4. A GIRAFFE- AND-A-HALF
We spent two nights under canvas at the luxury Sweetwaters Tented Camp. It overlooks a popular waterhole, and we watched as lumbering elephants, grumpy buffalos, yipping zebras and screaming baboons came and went – drinking and bathing, foraging and arguing just across the ditch from us. An elegant ‘tower’ of giraffes drifted in at one stage, nibbling sweet shoots from the tops of tall acacia trees. Then, as if on cue, this lanky youngster stepped forward, spreading his legs like a giant tripod so he could reach down and quench his thirst with the life-giving water …

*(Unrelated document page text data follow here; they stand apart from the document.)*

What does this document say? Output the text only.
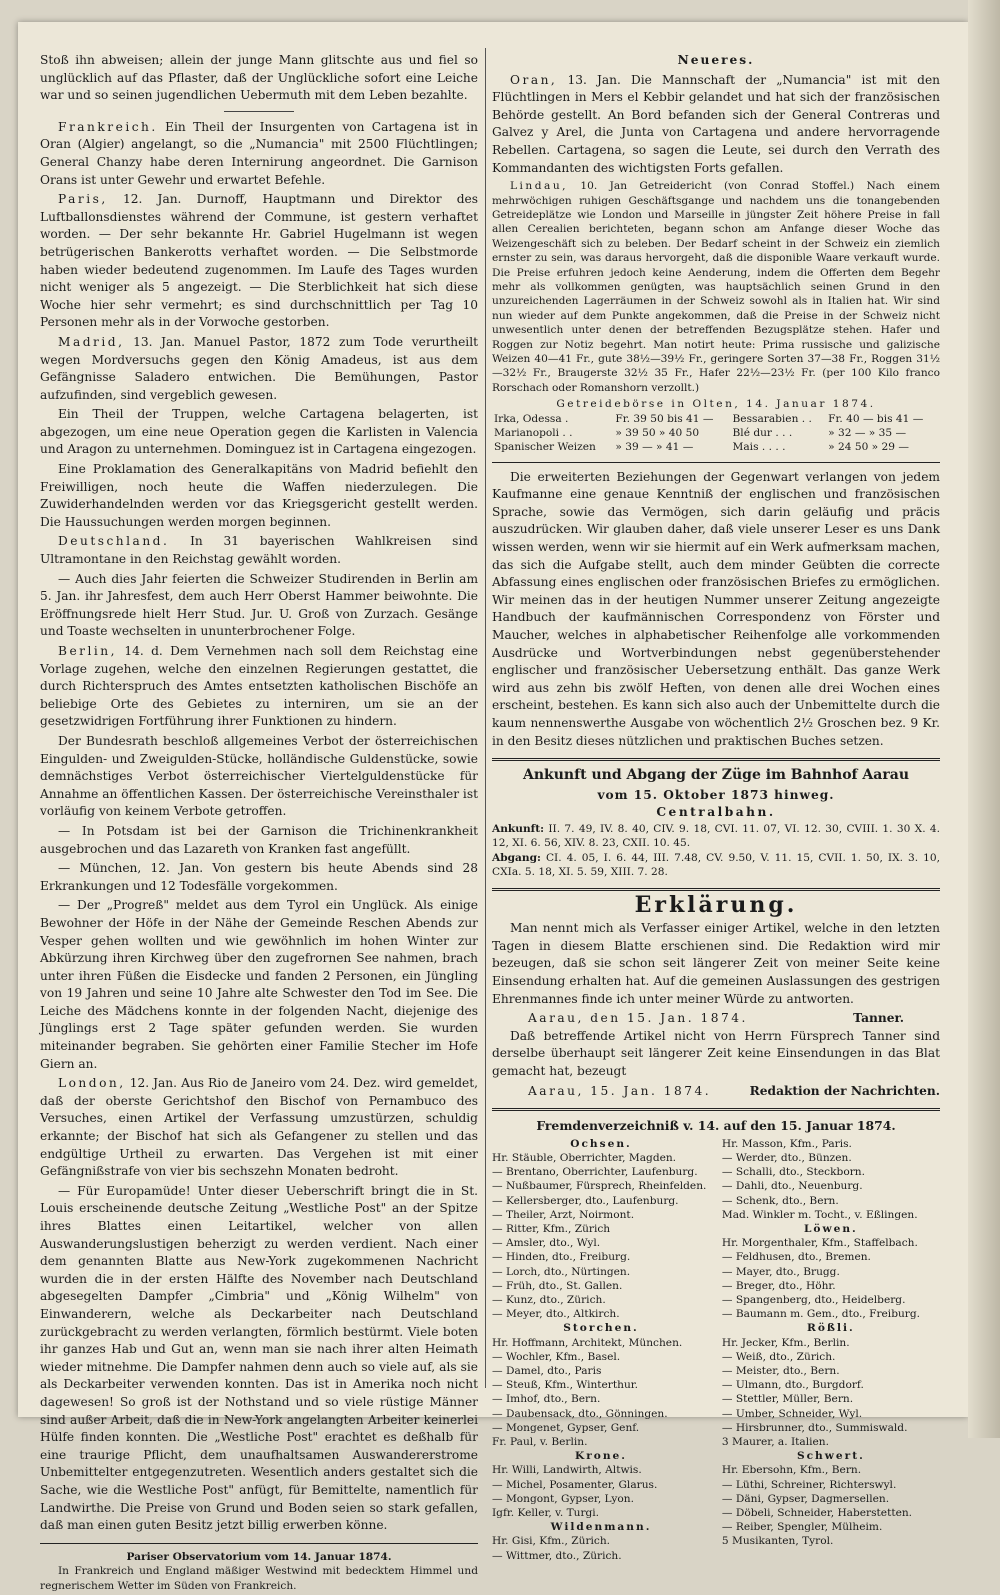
Stoß ihn abweisen; allein der junge Mann glitschte aus und fiel so unglücklich auf das Pflaster, daß der Unglückliche sofort eine Leiche war und so seinen jugendlichen Uebermuth mit dem Leben bezahlte.

Frankreich. Ein Theil der Insurgenten von Cartagena ist in Oran (Algier) angelangt, so die „Numancia" mit 2500 Flüchtlingen; General Chanzy habe deren Internirung angeordnet. Die Garnison Orans ist unter Gewehr und erwartet Befehle.

Paris, 12. Jan. Durnoff, Hauptmann und Direktor des Luftballonsdienstes während der Commune, ist gestern verhaftet worden. — Der sehr bekannte Hr. Gabriel Hugelmann ist wegen betrügerischen Bankerotts verhaftet worden. — Die Selbstmorde haben wieder bedeutend zugenommen. Im Laufe des Tages wurden nicht weniger als 5 angezeigt. — Die Sterblichkeit hat sich diese Woche hier sehr vermehrt; es sind durchschnittlich per Tag 10 Personen mehr als in der Vorwoche gestorben.

Madrid, 13. Jan. Manuel Pastor, 1872 zum Tode verurtheilt wegen Mordversuchs gegen den König Amadeus, ist aus dem Gefängnisse Saladero entwichen. Die Bemühungen, Pastor aufzufinden, sind vergeblich gewesen.

Ein Theil der Truppen, welche Cartagena belagerten, ist abgezogen, um eine neue Operation gegen die Karlisten in Valencia und Aragon zu unternehmen. Dominguez ist in Cartagena eingezogen.

Eine Proklamation des Generalkapitäns von Madrid befiehlt den Freiwilligen, noch heute die Waffen niederzulegen. Die Zuwiderhandelnden werden vor das Kriegsgericht gestellt werden. Die Haussuchungen werden morgen beginnen.

Deutschland. In 31 bayerischen Wahlkreisen sind Ultramontane in den Reichstag gewählt worden.

— Auch dies Jahr feierten die Schweizer Studirenden in Berlin am 5. Jan. ihr Jahresfest, dem auch Herr Oberst Hammer beiwohnte. Die Eröffnungsrede hielt Herr Stud. Jur. U. Groß von Zurzach. Gesänge und Toaste wechselten in ununterbrochener Folge.

Berlin, 14. d. Dem Vernehmen nach soll dem Reichstag eine Vorlage zugehen, welche den einzelnen Regierungen gestattet, die durch Richterspruch des Amtes entsetzten katholischen Bischöfe an beliebige Orte des Gebietes zu interniren, um sie an der gesetzwidrigen Fortführung ihrer Funktionen zu hindern.

Der Bundesrath beschloß allgemeines Verbot der österreichischen Eingulden- und Zweigulden-Stücke, holländische Guldenstücke, sowie demnächstiges Verbot österreichischer Viertelguldenstücke für Annahme an öffentlichen Kassen. Der österreichische Vereinsthaler ist vorläufig von keinem Verbote getroffen.

— In Potsdam ist bei der Garnison die Trichinenkrankheit ausgebrochen und das Lazareth von Kranken fast angefüllt.

— München, 12. Jan. Von gestern bis heute Abends sind 28 Erkrankungen und 12 Todesfälle vorgekommen.

— Der „Progreß" meldet aus dem Tyrol ein Unglück. Als einige Bewohner der Höfe in der Nähe der Gemeinde Reschen Abends zur Vesper gehen wollten und wie gewöhnlich im hohen Winter zur Abkürzung ihren Kirchweg über den zugefrornen See nahmen, brach unter ihren Füßen die Eisdecke und fanden 2 Personen, ein Jüngling von 19 Jahren und seine 10 Jahre alte Schwester den Tod im See. Die Leiche des Mädchens konnte in der folgenden Nacht, diejenige des Jünglings erst 2 Tage später gefunden werden. Sie wurden miteinander begraben. Sie gehörten einer Familie Stecher im Hofe Giern an.

London, 12. Jan. Aus Rio de Janeiro vom 24. Dez. wird gemeldet, daß der oberste Gerichtshof den Bischof von Pernambuco des Versuches, einen Artikel der Verfassung umzustürzen, schuldig erkannte; der Bischof hat sich als Gefangener zu stellen und das endgültige Urtheil zu erwarten. Das Vergehen ist mit einer Gefängnißstrafe von vier bis sechszehn Monaten bedroht.

— Für Europamüde! Unter dieser Ueberschrift bringt die in St. Louis erscheinende deutsche Zeitung „Westliche Post" an der Spitze ihres Blattes einen Leitartikel, welcher von allen Auswanderungslustigen beherzigt zu werden verdient. Nach einer dem genannten Blatte aus New-York zugekommenen Nachricht wurden die in der ersten Hälfte des November nach Deutschland abgesegelten Dampfer „Cimbria" und „König Wilhelm" von Einwanderern, welche als Deckarbeiter nach Deutschland zurückgebracht zu werden verlangten, förmlich bestürmt. Viele boten ihr ganzes Hab und Gut an, wenn man sie nach ihrer alten Heimath wieder mitnehme. Die Dampfer nahmen denn auch so viele auf, als sie als Deckarbeiter verwenden konnten. Das ist in Amerika noch nicht dagewesen! So groß ist der Nothstand und so viele rüstige Männer sind außer Arbeit, daß die in New-York angelangten Arbeiter keinerlei Hülfe finden konnten. Die „Westliche Post" erachtet es deßhalb für eine traurige Pflicht, dem unaufhaltsamen Auswandererstrome Unbemittelter entgegenzutreten. Wesentlich anders gestaltet sich die Sache, wie die Westliche Post" anfügt, für Bemittelte, namentlich für Landwirthe. Die Preise von Grund und Boden seien so stark gefallen, daß man einen guten Besitz jetzt billig erwerben könne.

Pariser Observatorium vom 14. Januar 1874.

In Frankreich und England mäßiger Westwind mit bedecktem Himmel und regnerischem Wetter im Süden von Frankreich.

Neueres.

Oran, 13. Jan. Die Mannschaft der „Numancia" ist mit den Flüchtlingen in Mers el Kebbir gelandet und hat sich der französischen Behörde gestellt. An Bord befanden sich der General Contreras und Galvez y Arel, die Junta von Cartagena und andere hervorragende Rebellen. Cartagena, so sagen die Leute, sei durch den Verrath des Kommandanten des wichtigsten Forts gefallen.

Lindau, 10. Jan Getreidericht (von Conrad Stoffel.) Nach einem mehrwöchigen ruhigen Geschäftsgange und nachdem uns die tonangebenden Getreideplätze wie London und Marseille in jüngster Zeit höhere Preise in fall allen Cerealien berichteten, begann schon am Anfange dieser Woche das Weizengeschäft sich zu beleben. Der Bedarf scheint in der Schweiz ein ziemlich ernster zu sein, was daraus hervorgeht, daß die disponible Waare verkauft wurde. Die Preise erfuhren jedoch keine Aenderung, indem die Offerten dem Begehr mehr als vollkommen genügten, was hauptsächlich seinen Grund in den unzureichenden Lagerräumen in der Schweiz sowohl als in Italien hat. Wir sind nun wieder auf dem Punkte angekommen, daß die Preise in der Schweiz nicht unwesentlich unter denen der betreffenden Bezugsplätze stehen. Hafer und Roggen zur Notiz begehrt. Man notirt heute: Prima russische und galizische Weizen 40—41 Fr., gute 38½—39½ Fr., geringere Sorten 37—38 Fr., Roggen 31½—32½ Fr., Braugerste 32½ 35 Fr., Hafer 22½—23½ Fr. (per 100 Kilo franco Rorschach oder Romanshorn verzollt.)

Getreidebörse in Olten, 14. Januar 1874.
Irka, Odessa .	Fr. 39 50 bis 41 —	Bessarabien . .	Fr. 40 — bis 41 —
Marianopoli . .	» 39 50 » 40 50	Blé dur . . .	» 32 — » 35 —
Spanischer Weizen	» 39 — » 41 —	Mais . . . .	» 24 50 » 29 —

Die erweiterten Beziehungen der Gegenwart verlangen von jedem Kaufmanne eine genaue Kenntniß der englischen und französischen Sprache, sowie das Vermögen, sich darin geläufig und präcis auszudrücken. Wir glauben daher, daß viele unserer Leser es uns Dank wissen werden, wenn wir sie hiermit auf ein Werk aufmerksam machen, das sich die Aufgabe stellt, auch dem minder Geübten die correcte Abfassung eines englischen oder französischen Briefes zu ermöglichen. Wir meinen das in der heutigen Nummer unserer Zeitung angezeigte Handbuch der kaufmännischen Correspondenz von Förster und Maucher, welches in alphabetischer Reihenfolge alle vorkommenden Ausdrücke und Wortverbindungen nebst gegenüberstehender englischer und französischer Uebersetzung enthält. Das ganze Werk wird aus zehn bis zwölf Heften, von denen alle drei Wochen eines erscheint, bestehen. Es kann sich also auch der Unbemittelte durch die kaum nennenswerthe Ausgabe von wöchentlich 2½ Groschen bez. 9 Kr. in den Besitz dieses nützlichen und praktischen Buches setzen.

Ankunft und Abgang der Züge im Bahnhof Aarau
vom 15. Oktober 1873 hinweg.
Centralbahn.
Ankunft: II. 7. 49, IV. 8. 40, CIV. 9. 18, CVI. 11. 07, VI. 12. 30, CVIII. 1. 30 X. 4. 12, XI. 6. 56, XIV. 8. 23, CXII. 10. 45.
Abgang: CI. 4. 05, I. 6. 44, III. 7.48, CV. 9.50, V. 11. 15, CVII. 1. 50, IX. 3. 10, CXIa. 5. 18, XI. 5. 59, XIII. 7. 28.
Erklärung.

Man nennt mich als Verfasser einiger Artikel, welche in den letzten Tagen in diesem Blatte erschienen sind. Die Redaktion wird mir bezeugen, daß sie schon seit längerer Zeit von meiner Seite keine Einsendung erhalten hat. Auf die gemeinen Auslassungen des gestrigen Ehrenmannes finde ich unter meiner Würde zu antworten.

Aarau, den 15. Jan. 1874.	Tanner.

Daß betreffende Artikel nicht von Herrn Fürsprech Tanner sind derselbe überhaupt seit längerer Zeit keine Einsendungen in das Blat gemacht hat, bezeugt

Aarau, 15. Jan. 1874.	Redaktion der Nachrichten.
Fremdenverzeichniß v. 14. auf den 15. Januar 1874.
Ochsen.
Hr. Stäuble, Oberrichter, Magden.
— Brentano, Oberrichter, Laufenburg.
— Nußbaumer, Fürsprech, Rheinfelden.
— Kellersberger, dto., Laufenburg.
— Theiler, Arzt, Noirmont.
— Ritter, Kfm., Zürich
— Amsler, dto., Wyl.
— Hinden, dto., Freiburg.
— Lorch, dto., Nürtingen.
— Früh, dto., St. Gallen.
— Kunz, dto., Zürich.
— Meyer, dto., Altkirch.
Storchen.
Hr. Hoffmann, Architekt, München.
— Wochler, Kfm., Basel.
— Damel, dto., Paris
— Steuß, Kfm., Winterthur.
— Imhof, dto., Bern.
— Daubensack, dto., Gönningen.
— Mongenet, Gypser, Genf.
Fr. Paul, v. Berlin.
Krone.
Hr. Willi, Landwirth, Altwis.
— Michel, Posamenter, Glarus.
— Mongont, Gypser, Lyon.
Igfr. Keller, v. Turgi.
Wildenmann.
Hr. Gisi, Kfm., Zürich.
— Wittmer, dto., Zürich.

Hr. Masson, Kfm., Paris.
— Werder, dto., Bünzen.
— Schalli, dto., Steckborn.
— Dahli, dto., Neuenburg.
— Schenk, dto., Bern.
Mad. Winkler m. Tocht., v. Eßlingen.
Löwen.
Hr. Morgenthaler, Kfm., Staffelbach.
— Feldhusen, dto., Bremen.
— Mayer, dto., Brugg.
— Breger, dto., Höhr.
— Spangenberg, dto., Heidelberg.
— Baumann m. Gem., dto., Freiburg.
Rößli.
Hr. Jecker, Kfm., Berlin.
— Weiß, dto., Zürich.
— Meister, dto., Bern.
— Ulmann, dto., Burgdorf.
— Stettler, Müller, Bern.
— Umber, Schneider, Wyl.
— Hirsbrunner, dto., Summiswald.
3 Maurer, a. Italien.
Schwert.
Hr. Ebersohn, Kfm., Bern.
— Lüthi, Schreiner, Richterswyl.
— Däni, Gypser, Dagmersellen.
— Döbeli, Schneider, Haberstetten.
— Reiber, Spengler, Mülheim.
5 Musikanten, Tyrol.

5. GIRL IN THE ORANGE SHIRT …
I’d seen these solitary nomads in the far-off distance, draped in bright red blankets and carrying a fistful of spears, with a few scrawny cows for company. And, today, we stopped off at a remote Maasai village or kraal. Their mud-and-dung huts were encircled by a thorny fence to protect them from lions and hyenas. And I felt strangely humbled as the men showed us how they make fire from sticks, the women showed off their colourful beads, and this shy wee girl with chocolate skin waved at me from her hiding place …

6. ELEPHANTASTIC!
If you’re allowed favourites on a wild African safari, mine would have to be elephants. I mean, nothing beats the spectacle of jumbo-sized families standing up to their armpits (legpits?) in a muddy swamp while shovelling trunkfuls of lush green salad down their throats … or plodding patiently across the dusty plains, rumbling away at each other while the youngsters frolick around their mothers’ sturdy legs. We watched these guys for ages, but eventually, at a signal from the matriarch, the elephants dragged themselves away – single-filing across the road in front of our 4WD, off to destinations unknown …

7. KING OF THE JUNGLE
We came to an abrupt halt early this morning alongside three very large, heavily-maned male lions … plus a lone lioness over whom they’d obviously been squabbling. She never once took her yellow eyes off us. But this big guy was relaxing in the grass on the dusty roadside, just metres from our open-top Land Cruiser – yawning occasionally, stretching every now and then, and sending a low threatening growl whenever a rival got too close to his girlfriend. King of the Jungle – that’s what he was, and our presence didn’t seem to bother him in the slightest.